I told you all about the Pale India Ales last year when we released 'No Tomorrow', well I was wrong and Tomorrow has arrived. This year's offering is "India", an 8.3% pale ale brewed with all East Kent Goldings from the 2008 crop at Brooke Farm. First run out was a cask at the Dover Winter Beer Festival back in February and it was pretty good. Next is the Planet Thanet Easter Beer Festival and the Chambers Beer Festival, both on the weekend of the 10th April.

In the meantime there is a store of bottled India and it's ready and on-sale. For a paltry £2.50 you get 330ml of smack-in-the-face Kentish hops - there's no fuss and bother about this one, it's bitter, bitter, hoppy and bitter. And it kicks like a mole, to paraphrase Count Arthur.

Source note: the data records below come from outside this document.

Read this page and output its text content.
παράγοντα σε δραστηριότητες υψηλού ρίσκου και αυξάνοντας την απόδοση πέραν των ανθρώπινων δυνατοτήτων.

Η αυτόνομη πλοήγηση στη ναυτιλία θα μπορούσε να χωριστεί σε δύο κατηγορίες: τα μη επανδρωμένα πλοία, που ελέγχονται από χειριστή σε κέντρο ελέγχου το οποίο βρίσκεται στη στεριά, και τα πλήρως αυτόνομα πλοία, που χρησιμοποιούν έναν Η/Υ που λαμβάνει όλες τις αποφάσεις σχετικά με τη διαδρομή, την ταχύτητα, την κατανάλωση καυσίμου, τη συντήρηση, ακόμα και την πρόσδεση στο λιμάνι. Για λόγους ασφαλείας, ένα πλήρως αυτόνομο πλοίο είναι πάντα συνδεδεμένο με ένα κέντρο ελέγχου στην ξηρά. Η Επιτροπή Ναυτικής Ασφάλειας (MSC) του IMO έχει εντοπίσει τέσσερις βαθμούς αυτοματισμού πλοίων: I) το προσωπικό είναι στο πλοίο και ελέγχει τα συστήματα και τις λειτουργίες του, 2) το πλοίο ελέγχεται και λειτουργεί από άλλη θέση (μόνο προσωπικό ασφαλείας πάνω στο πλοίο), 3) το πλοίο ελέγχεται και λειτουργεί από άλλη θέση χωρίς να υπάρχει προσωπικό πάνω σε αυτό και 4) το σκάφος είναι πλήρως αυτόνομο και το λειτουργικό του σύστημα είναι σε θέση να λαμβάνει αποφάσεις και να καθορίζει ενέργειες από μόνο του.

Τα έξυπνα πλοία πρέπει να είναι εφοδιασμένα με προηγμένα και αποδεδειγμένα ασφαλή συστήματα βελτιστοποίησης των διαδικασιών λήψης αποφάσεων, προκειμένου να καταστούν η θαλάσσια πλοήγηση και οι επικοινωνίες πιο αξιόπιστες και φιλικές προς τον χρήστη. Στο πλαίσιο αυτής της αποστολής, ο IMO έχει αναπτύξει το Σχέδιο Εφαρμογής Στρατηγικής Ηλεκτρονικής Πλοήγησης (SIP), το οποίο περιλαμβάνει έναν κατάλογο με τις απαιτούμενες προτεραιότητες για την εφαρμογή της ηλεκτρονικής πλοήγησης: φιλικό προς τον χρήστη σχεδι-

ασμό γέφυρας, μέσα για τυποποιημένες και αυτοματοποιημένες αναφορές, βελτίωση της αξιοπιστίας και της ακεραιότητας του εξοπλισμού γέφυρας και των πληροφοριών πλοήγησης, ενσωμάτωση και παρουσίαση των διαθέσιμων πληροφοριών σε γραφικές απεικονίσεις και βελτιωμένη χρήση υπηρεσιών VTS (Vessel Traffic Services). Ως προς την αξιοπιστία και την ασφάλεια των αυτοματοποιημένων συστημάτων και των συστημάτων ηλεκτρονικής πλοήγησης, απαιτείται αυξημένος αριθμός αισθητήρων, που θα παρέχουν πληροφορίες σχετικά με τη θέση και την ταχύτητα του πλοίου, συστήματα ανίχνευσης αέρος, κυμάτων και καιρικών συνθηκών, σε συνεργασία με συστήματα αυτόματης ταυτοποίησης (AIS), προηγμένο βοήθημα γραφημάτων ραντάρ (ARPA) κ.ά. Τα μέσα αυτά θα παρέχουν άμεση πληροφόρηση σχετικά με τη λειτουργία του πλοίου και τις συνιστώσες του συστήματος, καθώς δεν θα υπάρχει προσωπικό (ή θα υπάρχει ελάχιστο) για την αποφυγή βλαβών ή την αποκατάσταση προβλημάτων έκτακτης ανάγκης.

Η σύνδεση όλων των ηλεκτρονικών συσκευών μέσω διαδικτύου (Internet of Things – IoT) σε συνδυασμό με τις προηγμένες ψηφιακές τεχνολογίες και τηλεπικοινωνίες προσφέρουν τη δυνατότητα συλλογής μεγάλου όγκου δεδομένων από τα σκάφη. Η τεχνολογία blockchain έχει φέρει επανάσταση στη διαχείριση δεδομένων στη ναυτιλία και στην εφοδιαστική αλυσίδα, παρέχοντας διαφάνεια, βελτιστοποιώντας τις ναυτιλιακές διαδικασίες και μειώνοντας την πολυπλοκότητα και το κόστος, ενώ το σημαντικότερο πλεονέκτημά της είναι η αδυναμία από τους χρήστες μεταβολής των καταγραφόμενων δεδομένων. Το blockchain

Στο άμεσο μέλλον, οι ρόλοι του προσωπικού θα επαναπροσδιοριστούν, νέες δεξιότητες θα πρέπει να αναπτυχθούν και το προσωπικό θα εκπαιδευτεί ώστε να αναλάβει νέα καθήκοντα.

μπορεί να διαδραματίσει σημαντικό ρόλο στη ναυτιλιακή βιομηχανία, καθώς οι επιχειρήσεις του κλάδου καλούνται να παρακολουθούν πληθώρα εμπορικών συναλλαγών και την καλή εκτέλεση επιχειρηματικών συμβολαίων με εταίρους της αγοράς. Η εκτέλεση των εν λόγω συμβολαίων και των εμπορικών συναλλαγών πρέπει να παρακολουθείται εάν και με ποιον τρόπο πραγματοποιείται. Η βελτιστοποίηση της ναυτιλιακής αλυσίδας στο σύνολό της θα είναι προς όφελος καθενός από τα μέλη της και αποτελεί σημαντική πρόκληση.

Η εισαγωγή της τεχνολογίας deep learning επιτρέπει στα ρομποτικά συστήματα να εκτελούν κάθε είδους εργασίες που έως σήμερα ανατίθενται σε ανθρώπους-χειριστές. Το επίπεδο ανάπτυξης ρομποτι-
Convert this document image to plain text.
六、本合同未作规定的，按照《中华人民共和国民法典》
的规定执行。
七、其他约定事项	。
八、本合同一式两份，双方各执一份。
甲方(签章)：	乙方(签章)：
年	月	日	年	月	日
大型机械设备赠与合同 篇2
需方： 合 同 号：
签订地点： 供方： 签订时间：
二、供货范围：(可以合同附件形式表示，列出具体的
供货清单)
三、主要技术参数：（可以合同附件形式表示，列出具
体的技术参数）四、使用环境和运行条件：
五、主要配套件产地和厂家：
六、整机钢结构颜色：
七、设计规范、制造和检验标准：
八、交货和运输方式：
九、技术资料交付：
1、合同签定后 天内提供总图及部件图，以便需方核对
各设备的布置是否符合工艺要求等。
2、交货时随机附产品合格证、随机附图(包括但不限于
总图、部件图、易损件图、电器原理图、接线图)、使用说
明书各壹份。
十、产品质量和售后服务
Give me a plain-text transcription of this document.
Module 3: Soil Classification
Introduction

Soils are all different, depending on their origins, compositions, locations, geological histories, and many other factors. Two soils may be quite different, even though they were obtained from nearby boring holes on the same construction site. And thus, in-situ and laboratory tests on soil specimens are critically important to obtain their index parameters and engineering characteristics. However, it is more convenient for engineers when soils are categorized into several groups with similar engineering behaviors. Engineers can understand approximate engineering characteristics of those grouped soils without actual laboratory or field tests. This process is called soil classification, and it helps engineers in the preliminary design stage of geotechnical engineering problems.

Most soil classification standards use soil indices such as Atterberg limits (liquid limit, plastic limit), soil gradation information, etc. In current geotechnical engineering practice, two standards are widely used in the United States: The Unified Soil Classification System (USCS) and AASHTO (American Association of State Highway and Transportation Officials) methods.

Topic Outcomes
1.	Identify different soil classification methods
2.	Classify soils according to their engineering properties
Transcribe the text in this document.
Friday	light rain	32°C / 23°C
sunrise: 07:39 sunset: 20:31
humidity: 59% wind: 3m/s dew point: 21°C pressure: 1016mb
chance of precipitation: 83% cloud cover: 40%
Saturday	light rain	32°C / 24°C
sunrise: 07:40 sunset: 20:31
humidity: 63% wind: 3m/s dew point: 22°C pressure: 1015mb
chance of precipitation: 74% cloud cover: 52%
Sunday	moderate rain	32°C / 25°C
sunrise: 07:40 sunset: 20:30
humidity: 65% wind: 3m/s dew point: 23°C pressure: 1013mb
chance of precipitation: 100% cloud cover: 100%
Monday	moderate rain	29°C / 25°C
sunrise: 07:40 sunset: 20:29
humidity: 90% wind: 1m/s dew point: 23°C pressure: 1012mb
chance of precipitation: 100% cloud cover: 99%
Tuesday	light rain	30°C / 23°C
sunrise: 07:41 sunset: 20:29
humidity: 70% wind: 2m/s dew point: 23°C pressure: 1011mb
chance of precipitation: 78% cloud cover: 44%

It does drink extremely well.

Satyameva Jayate.

Monday, 23 March 2009

The bi-monthly series drags on.


Dragon's Blood
Extra Special Bitter

I can't remember what I wrote last year about this brew but I'm not about to reread it - onwards and upwards and don't look down and all that.

Anyway, Extra Special Bitter (ESB) is just what it says on the er, cask. Much more malt, many more hops and far more attention to maturation than go into a regular bitter. That's the 'extra special' bit.

The resulting brew is a heady one, rich of colour and flavour and stout of bitter, spicy, hoppiness.

And although it is a St George's Day bevvie, it's availability stretches all the way from March 1st through to the end of April.

Treat yourself and raise a glass to England and decent beer.

Wednesday, 18 March 2009

Geraldine was a brewster

- the first I'd ever met, I think. And although we'd known each other for a few years it wasn't until late one night in the kitchen, over a glass or two of Orval (or some such) that I began to get the tiniest insight into her genius - not for her the stainless, real scientific solidity of fermentation vessels; more like tall old friends rallying forth in a mutual quest to create ale; casks weren't simply 9 gallons of contained, sterile space in which to store fresh beer, they were alive and chuckling away, needing and loving her deft attention. Every department of her small brewery was alive with spirit and character and her role within this arena was one of a caring conductor, atune to the tune and very much maternal in approach. A unique brewhouse perspective and I never forgot it.

Anyway, Geraldine's path continued, as it ought, and now encompasses motherhood, marriage and musical composition. This piece is called 'Gadds of Ramsgate'.



Gerldine has a web site with a rather funky background. Sadly, it makes no reference to her first career.